Displaying graphical data is a little bit tricky, and I don't want to distract us too much with the details here, so please just consider the following boilerplate code. You don't need to get into how Graph viz works here - and dot files and all that stuff: it's not important to our journey right now. The code you need to actually display the end results of a decision tree is simply:
from IPython.display import Image from sklearn.externals.six import StringIO import pydot dot_data = StringIO() tree.export_graphviz(clf, out_file=dot_data, feature_names=features) graph = pydot.graph_from_dot_data(dot_data.getvalue()) Image(graph.create_png())
So let's go ahead and run this.
This is what your output should now look like:
There we have it! How cool is that?! We have an actual flow chart here.
Now, let me show you how to read it. At each stage, we have a decision. Remember most of our data which is yes or no, is going to be 0 or 1. So, the first decision point becomes: is Employed? less than 0.5? Meaning that if we have an employment value of 0, that is no, we're going to go left.If employment is 1, that is yes, we're going to go right.
So, were they previously employed? If not go left, if yes go right. It turns out that in my sample data, everyone who is currently employed actually got a job offer, so I can very quickly say if you are currently employed, yes, you're worth bringing in, we're going to follow down to the second level here.
So, how do you interpret this? The gini score is basically a measure of entropy that it's using at each step. Remember as we're going down the algorithm is trying to minimize the amount of entropy. And the samples are the remaining number of samples that haven't beensectioned off by a previous decision.
So say this person was employed. The way to read the right leaf node is the value column that tells you at this point we have 0 candidates that were no hires and 5 that were hires. So again, the way to interpret the first decision point is if Employed? was 1, I'm going to go to the right, meaning that they are currently employed, and this brings me to a world where everybody got a job offer. So, that means I should hire this person.
Now let's say that this person doesn't currently have a job. The next thing I'm going to look at is, do they have an internship. If yes, then we're at a point where in our training data everybody got a job offer. So, at that point, we can say our entropy is now 0 (gini=0.0000), because everyone's the same, and they all got an offer at that point. However, you know if we keep going down(where the person has not done an internship),we'll be at a point where the entropy is 0.32. It's getting lower and lower, that's a good thing.
Next we're going to look at how much experience they have, do they have less than one year of experience? And, if the case is that they do have some experience and they've gotten this far they're a pretty good no hire decision. We end up at the point where we have zero entropy but, all three remaining samples in our training set were no hires. We have 3 no hires and 0 hires. But, if they do have less experience, then they're probably fresh out of college, they still might be worth looking at.

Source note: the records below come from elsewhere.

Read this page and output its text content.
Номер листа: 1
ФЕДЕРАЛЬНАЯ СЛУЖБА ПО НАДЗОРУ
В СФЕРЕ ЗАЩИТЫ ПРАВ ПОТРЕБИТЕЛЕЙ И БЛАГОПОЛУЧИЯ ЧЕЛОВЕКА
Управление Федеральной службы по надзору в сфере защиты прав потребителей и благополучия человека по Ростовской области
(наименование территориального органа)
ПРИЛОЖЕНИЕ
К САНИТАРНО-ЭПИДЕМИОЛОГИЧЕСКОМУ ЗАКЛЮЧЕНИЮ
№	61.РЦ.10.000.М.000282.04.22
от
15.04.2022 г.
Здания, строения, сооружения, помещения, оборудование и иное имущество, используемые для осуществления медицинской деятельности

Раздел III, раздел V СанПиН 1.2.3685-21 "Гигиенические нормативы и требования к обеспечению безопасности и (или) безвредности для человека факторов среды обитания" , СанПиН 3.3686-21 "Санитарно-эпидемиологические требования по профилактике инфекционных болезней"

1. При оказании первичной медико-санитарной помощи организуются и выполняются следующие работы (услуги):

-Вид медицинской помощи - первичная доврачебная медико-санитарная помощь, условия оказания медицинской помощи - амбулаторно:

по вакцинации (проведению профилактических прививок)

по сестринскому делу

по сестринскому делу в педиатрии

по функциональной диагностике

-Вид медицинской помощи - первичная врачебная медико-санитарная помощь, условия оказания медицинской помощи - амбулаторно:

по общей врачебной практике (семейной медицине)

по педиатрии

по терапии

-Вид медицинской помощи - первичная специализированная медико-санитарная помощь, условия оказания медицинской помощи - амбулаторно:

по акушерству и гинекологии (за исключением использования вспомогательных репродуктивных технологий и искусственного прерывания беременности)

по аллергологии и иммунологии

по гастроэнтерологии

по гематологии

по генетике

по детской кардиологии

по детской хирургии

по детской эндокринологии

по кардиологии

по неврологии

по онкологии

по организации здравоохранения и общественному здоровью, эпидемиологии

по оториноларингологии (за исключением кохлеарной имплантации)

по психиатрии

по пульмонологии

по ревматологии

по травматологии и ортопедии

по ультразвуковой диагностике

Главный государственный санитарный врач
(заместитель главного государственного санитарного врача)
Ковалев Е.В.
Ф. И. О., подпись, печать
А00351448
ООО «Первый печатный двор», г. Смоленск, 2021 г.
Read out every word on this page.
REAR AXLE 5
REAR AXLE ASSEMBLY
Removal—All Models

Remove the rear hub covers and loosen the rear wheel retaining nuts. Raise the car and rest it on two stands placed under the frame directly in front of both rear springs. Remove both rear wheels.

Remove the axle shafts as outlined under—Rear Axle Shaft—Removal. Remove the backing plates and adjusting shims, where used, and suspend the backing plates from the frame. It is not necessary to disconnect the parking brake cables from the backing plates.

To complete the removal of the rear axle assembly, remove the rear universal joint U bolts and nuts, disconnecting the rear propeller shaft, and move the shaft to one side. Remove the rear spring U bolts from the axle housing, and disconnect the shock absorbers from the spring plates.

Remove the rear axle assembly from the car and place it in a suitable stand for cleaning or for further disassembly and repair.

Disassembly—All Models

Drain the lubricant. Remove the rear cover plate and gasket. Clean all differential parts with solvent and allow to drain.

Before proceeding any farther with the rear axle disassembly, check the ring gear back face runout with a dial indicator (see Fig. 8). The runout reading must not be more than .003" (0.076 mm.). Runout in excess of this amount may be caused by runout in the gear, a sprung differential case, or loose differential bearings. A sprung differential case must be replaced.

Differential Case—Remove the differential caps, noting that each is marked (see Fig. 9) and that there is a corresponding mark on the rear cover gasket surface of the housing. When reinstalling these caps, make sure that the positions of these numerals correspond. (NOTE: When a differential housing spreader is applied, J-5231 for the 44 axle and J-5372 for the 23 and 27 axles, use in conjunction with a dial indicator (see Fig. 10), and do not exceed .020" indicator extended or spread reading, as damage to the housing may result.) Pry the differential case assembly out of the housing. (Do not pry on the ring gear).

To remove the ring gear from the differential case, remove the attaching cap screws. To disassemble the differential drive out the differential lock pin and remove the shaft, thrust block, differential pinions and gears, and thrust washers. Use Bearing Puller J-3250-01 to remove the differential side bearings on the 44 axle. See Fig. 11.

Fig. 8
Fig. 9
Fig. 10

The final thing we're going to look at is whether or not they went to a Top-tier school, and if so, they end up being a good prediction for being a hire. If not, they end up being a no hire. We end up with one candidate that fell into that category that was a no hire and 0 that were a hire. Whereas, in the case candidates did go to a top tier school, we have 0 no hires and 1 hire.
So, you can see we just keep going until we reach an entropy of 0, if at all possible, for every case.